George Starke played in the NFL back in the 1970s and 1980s, and helped lead the Washington Redskins to three Super Bowl victories. After retiring from the NFL Mr. Starke began the Excel Institute; the Washington (DC) area nonprofit provided basic education skills and job counseling and technical training. While Mr. Starke founded the institute, eventually Jack Lyon became the chairman. Mr. Starke and Mr. Lyon came to disagreements, and Mr. Starke left Excel in 2010. Excel sent Mr. Starke a Form 1099-MISC alleging $83,698.45 of income. Mr. Starke didn’t include that on his 2010 tax return and this dispute found its way to Tax Court.
Mr. Starke either received advances or loans of $83,698.45; the IRS argued they were advances and not loans and thus income. Advances are income in the year received.
We agree that the payments are not loans because we find no evidence that Mr. Starke intended to repay them at the time the payments were made.

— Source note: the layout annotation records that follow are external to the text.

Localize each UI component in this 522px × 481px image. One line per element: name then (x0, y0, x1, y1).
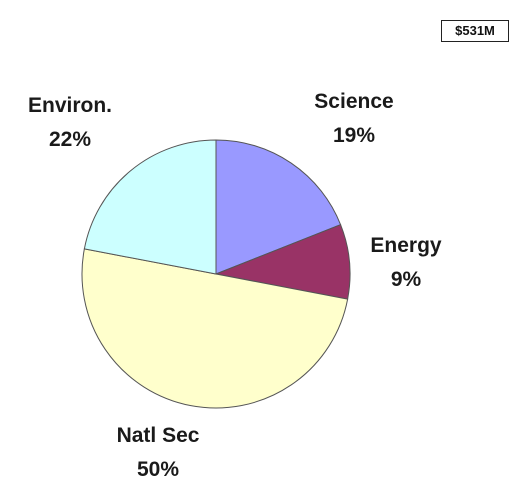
pie-slice-science (215, 139, 342, 275)
pie-slice-natl-sec (81, 248, 349, 409)
total-funding-badge: $531M (441, 20, 509, 42)
slice-label-environ: Environ. (28, 94, 112, 117)
slice-percent-environ: 22% (49, 128, 91, 151)
slice-percent-energy: 9% (391, 268, 422, 291)
slice-label-energy: Energy (370, 234, 442, 257)
slice-percent-natl-sec: 50% (137, 458, 179, 481)
pie-slices (81, 139, 351, 409)
slice-percent-science: 19% (333, 124, 375, 147)
pie-labels: Science 19% Energy 9% Natl Sec 50% Environ. 22% (28, 90, 442, 481)
pie-slice-environ (83, 139, 217, 275)
slice-label-science: Science (314, 90, 393, 113)
slice-label-natl-sec: Natl Sec (117, 424, 200, 447)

Although Mr. Starke incurred payroll deductions by Excel, he testified that he did not know why the amounts were being deducted. Further, there is no evidence of loan documents or any other document signed by Mr. Starke and a member of Excel memorializing a loan agreement. Even the 2005 letter from Excel’s accountants that set forth a repayment plan makes clear that Excel and its accountants did not consider the payments to be loans, instead characterizing them as advances.
So the IRS wins, right? Not so fast:
Because we agree that the payments were not loans, we would ordinarily look to whether the payments are considered advances; however, whether the payments are advances is irrelevant in this case because all of the items recorded by Excel as advances or prepaid expenses were recorded for years that are not before the Court. According to Excel’s general ledgers, all of the payments were made before 2010. Because advances are taxable for the year in which they are paid, any advance would have been taxable for years that are not before us.
The advances all occurred prior to 2010, so the income was earned in the past–not 2010, not the year in question. Each tax year stands on its own. So Mr. Starke wins, and while the IRS won the arguments they lost the battle.